Source: Ticked Florio Mulls Challenge of Arango, or When Somerset Came to Hudson
When the Proximos of the world again become the gladiators, and the game makers – out of boredom perhaps or simply an unquenchable thirst for action – become the gamers, that signifies that all hell has probably broken loose.
In this case, the panorama of New York from the vantage point of Hoboken titillates the imagination of even the most jaded and jaundiced operatives who wash up on River Street, but for Dale Florio, the view that may fascinate him the most from his Hoboken domicile is not of New York – but of the Hudson political scene.
Twenty plus years the chairman of the Somerset County Republican Party, Florio moved to Hudson’s mile-square city after handing the party organization off the sitting Chairman Al Gaburo.
He has kept a low profile for years, but now the party finds itself in a gubernatorial rodeo.
In the midst of an increasingly hard-fought GOP primary where the bosses of the counties are as engaged or more engaged then the candidates in a fight for the future maintenance of the state apparatus in a post-Chris Christie world, Florio muses about the possibility of taking on Hudson County GOP Chairman Jose Arango, a source told InsiderNJ.
An ally of Ocean County GOP Chairman George Gilmore, Arango backs Lieutenant Governor Kim Guadagno for governor.
Florio is saddled up with Guadagno’s chief rival, Assemblyman Jack Ciattarelli (R-16).
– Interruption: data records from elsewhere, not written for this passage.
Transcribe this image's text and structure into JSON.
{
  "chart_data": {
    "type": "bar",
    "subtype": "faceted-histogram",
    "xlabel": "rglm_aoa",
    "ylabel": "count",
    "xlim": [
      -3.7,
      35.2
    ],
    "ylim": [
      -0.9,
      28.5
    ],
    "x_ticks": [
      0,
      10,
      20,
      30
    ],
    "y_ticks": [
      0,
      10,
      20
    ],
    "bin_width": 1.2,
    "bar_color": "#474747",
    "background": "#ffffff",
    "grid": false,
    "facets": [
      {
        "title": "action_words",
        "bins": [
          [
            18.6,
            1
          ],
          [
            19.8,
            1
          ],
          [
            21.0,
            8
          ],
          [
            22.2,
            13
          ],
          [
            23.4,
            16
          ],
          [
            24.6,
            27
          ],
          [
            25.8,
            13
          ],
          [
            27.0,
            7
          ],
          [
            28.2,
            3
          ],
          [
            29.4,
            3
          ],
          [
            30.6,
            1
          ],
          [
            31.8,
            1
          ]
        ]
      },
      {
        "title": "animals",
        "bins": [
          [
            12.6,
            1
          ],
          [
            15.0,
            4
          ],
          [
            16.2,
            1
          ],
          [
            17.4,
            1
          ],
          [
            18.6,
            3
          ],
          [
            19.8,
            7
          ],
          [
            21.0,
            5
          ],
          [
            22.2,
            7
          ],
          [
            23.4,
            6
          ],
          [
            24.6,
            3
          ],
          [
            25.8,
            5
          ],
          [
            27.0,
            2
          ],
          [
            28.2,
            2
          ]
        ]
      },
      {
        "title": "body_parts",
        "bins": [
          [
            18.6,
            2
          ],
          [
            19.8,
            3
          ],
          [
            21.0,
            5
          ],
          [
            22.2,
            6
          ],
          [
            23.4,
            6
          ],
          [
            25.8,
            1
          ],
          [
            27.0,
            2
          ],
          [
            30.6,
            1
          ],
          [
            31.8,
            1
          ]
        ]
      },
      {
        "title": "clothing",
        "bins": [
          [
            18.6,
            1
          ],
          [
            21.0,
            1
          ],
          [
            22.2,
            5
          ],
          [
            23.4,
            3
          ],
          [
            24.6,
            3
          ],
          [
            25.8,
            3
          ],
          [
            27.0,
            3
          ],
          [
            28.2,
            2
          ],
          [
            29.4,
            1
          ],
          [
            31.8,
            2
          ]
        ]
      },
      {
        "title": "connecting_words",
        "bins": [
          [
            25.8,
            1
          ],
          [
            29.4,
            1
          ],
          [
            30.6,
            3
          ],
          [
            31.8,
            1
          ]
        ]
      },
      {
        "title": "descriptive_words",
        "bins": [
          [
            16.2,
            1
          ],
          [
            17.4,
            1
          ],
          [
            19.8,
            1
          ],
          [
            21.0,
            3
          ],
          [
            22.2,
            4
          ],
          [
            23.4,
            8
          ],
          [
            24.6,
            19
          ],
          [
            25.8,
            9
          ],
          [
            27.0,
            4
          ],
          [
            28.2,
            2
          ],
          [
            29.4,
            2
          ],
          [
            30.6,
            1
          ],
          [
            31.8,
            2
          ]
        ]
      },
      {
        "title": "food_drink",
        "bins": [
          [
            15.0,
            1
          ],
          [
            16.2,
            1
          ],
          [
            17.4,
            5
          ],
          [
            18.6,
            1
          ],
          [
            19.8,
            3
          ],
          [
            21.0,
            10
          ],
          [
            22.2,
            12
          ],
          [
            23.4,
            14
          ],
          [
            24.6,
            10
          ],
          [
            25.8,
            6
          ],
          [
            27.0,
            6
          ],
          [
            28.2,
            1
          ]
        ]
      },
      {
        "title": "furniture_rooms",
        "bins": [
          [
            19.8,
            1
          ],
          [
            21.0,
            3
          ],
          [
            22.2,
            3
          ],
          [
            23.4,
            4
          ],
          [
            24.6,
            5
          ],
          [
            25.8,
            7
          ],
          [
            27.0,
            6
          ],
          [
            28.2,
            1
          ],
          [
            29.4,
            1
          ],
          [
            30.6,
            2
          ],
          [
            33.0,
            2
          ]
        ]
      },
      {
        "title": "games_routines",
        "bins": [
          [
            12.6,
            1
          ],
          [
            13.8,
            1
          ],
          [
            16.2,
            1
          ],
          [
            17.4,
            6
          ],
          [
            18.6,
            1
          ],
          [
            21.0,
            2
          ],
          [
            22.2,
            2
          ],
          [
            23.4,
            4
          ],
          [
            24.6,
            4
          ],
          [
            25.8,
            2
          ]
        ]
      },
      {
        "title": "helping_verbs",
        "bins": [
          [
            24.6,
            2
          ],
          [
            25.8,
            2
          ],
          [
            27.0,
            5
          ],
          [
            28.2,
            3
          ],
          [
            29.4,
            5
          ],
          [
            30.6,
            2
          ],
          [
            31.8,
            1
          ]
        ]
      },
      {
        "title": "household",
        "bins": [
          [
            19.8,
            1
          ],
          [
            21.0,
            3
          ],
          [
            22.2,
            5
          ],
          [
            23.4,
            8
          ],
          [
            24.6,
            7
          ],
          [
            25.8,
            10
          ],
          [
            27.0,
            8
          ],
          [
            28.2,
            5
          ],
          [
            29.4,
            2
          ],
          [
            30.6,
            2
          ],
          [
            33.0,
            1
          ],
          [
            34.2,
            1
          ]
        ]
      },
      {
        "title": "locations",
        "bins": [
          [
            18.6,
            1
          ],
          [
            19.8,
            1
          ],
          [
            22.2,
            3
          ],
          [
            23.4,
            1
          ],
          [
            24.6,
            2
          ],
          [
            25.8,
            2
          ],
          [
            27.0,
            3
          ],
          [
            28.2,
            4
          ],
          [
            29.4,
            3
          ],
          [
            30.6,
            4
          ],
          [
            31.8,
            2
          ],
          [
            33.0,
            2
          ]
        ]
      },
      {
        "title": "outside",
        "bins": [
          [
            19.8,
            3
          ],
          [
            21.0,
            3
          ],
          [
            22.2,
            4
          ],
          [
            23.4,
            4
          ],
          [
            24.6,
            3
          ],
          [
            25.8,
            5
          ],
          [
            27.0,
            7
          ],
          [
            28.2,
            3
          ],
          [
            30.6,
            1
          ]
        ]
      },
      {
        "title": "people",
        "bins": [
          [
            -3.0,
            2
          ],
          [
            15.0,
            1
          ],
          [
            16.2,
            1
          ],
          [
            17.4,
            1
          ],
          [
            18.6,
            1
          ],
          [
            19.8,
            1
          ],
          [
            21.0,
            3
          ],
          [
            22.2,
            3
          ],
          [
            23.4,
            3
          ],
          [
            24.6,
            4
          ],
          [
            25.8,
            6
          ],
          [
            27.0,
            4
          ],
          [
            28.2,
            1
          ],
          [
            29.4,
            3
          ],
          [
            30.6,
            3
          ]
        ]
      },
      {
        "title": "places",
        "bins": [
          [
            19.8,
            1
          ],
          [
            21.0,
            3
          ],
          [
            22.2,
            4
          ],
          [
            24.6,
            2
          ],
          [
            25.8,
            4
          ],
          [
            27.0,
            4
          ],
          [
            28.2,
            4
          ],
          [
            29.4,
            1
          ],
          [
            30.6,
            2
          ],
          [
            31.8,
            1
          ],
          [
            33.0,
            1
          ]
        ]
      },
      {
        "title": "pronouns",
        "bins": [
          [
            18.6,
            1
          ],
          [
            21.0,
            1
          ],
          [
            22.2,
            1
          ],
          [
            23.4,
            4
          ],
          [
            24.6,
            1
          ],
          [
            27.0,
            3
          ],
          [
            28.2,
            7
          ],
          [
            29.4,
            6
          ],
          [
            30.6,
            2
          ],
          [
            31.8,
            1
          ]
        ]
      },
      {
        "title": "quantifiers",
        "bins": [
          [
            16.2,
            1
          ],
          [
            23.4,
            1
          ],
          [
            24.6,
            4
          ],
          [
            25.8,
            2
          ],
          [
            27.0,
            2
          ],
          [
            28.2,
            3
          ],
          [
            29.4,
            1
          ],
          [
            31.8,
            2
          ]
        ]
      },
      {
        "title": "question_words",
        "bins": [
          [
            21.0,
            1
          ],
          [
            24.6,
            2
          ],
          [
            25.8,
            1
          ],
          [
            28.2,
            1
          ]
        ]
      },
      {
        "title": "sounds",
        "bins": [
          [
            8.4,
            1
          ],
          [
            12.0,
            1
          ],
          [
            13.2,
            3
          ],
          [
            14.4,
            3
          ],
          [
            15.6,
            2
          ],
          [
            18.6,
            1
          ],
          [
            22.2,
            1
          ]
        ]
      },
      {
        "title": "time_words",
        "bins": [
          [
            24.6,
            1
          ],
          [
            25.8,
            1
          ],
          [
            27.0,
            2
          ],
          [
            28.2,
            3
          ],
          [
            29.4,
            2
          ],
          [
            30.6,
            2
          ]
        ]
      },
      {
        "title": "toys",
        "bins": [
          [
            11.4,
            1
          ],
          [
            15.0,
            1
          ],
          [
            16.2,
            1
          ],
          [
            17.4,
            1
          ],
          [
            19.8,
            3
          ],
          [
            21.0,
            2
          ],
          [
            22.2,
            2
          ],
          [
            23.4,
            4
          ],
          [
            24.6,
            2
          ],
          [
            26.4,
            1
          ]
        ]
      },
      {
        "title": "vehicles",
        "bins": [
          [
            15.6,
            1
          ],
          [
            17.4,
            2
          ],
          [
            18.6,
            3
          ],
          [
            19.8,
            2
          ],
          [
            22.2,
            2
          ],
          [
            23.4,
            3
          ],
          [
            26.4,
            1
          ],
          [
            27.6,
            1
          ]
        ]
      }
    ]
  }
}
As Guadagno and Ciattarelli jockey for line across the state of New Jersey, a testy contest among the chairs continues to bubble to the surface.
A GOP source said Layton and others were irritated when Arango agreed, then backed down – according to the source’s recollection – from having the meeting with the governors’ candidates.
Florio was also irritated.
So much so that the former chairman, principal and founder of Princeton Public Affairs, and Millicent Fenwick-molded Republican may decide on exercising a rematch clause on that 1974 Fenwick v. Tom Kean match-up that produced a congressional seat for the former.
Arango – a former assemblyman who rode to Trenton on Ronald Reagan’s and the GOP governor’s coattails – is a diehard Kean guy.
But for the moment it’s Arango’s chairmanship of the chairmen that frets Florio, who now gazes on Hudson with newfound political motivation as he stoutly advocates everywhere for Ciattarelli.